15
Quemar el pasado

—Fue un terrible error.

Cuando Byron confesó la verdad, el rostro de James perdió el escaso color que tenía. Escuchó el relato de la niña que se había precipitado a la calzada en el preciso instante en que se añadieron los dos segundos, y se le formó un surco entre las cejas, tan profundo que parecía cortado a cuchillo. Mientras Byron le explicaba que había intentado mantenerlo en secreto pero no había podido, James se enroscaba el flequillo en torno al dedo. Durante un buen rato se quedó sentado con la cabeza entre las manos. Byron empezaba a temer que hubiese sido un error acudir a él.

—Pero, Byron, ¿qué hacíais en Digby Road? —preguntó al fin—. ¿Tu madre no sabe que es un lugar peligroso? Una vez le dispararon a alguien a las rodillas. Y algunas casas ni siquiera tienen lavabo.

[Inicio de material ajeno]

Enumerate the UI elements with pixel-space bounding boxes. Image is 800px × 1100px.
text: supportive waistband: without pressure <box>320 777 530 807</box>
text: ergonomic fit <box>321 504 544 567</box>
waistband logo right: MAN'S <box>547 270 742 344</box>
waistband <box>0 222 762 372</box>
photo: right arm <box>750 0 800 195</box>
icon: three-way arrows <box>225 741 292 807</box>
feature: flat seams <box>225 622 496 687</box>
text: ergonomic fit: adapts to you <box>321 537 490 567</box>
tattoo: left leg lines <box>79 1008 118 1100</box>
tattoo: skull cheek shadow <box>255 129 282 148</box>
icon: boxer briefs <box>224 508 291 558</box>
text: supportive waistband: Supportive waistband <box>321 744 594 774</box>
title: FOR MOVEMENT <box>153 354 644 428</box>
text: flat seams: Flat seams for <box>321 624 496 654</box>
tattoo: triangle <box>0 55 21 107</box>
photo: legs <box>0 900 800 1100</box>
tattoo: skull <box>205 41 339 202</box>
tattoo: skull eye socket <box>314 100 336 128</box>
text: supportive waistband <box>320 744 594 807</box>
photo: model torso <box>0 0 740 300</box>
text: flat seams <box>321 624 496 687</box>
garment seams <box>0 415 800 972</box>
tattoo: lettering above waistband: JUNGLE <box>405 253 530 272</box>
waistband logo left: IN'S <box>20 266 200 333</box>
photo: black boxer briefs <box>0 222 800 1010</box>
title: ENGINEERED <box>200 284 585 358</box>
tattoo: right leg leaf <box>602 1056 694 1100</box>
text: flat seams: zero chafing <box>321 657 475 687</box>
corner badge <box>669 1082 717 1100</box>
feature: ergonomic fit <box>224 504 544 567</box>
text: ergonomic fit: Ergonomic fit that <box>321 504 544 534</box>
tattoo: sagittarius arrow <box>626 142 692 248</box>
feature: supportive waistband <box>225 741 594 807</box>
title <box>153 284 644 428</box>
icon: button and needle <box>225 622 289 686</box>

—No creo que mi madre pensara en eso. Nos dijo que había estado allí antes.

—No entiendo cómo ha podido pasar algo así. Es una conductora muy prudente. La he observado. Algunas madres no son buenas conductoras. Como la señora Watkins, que es un peligro. Pero tu madre no es como ella. ¿Se encuentra bien?

—No dice nada. Ayer lavó el coche dos veces. Si mi padre se entera habrá follón. No sé qué pasará este fin de semana.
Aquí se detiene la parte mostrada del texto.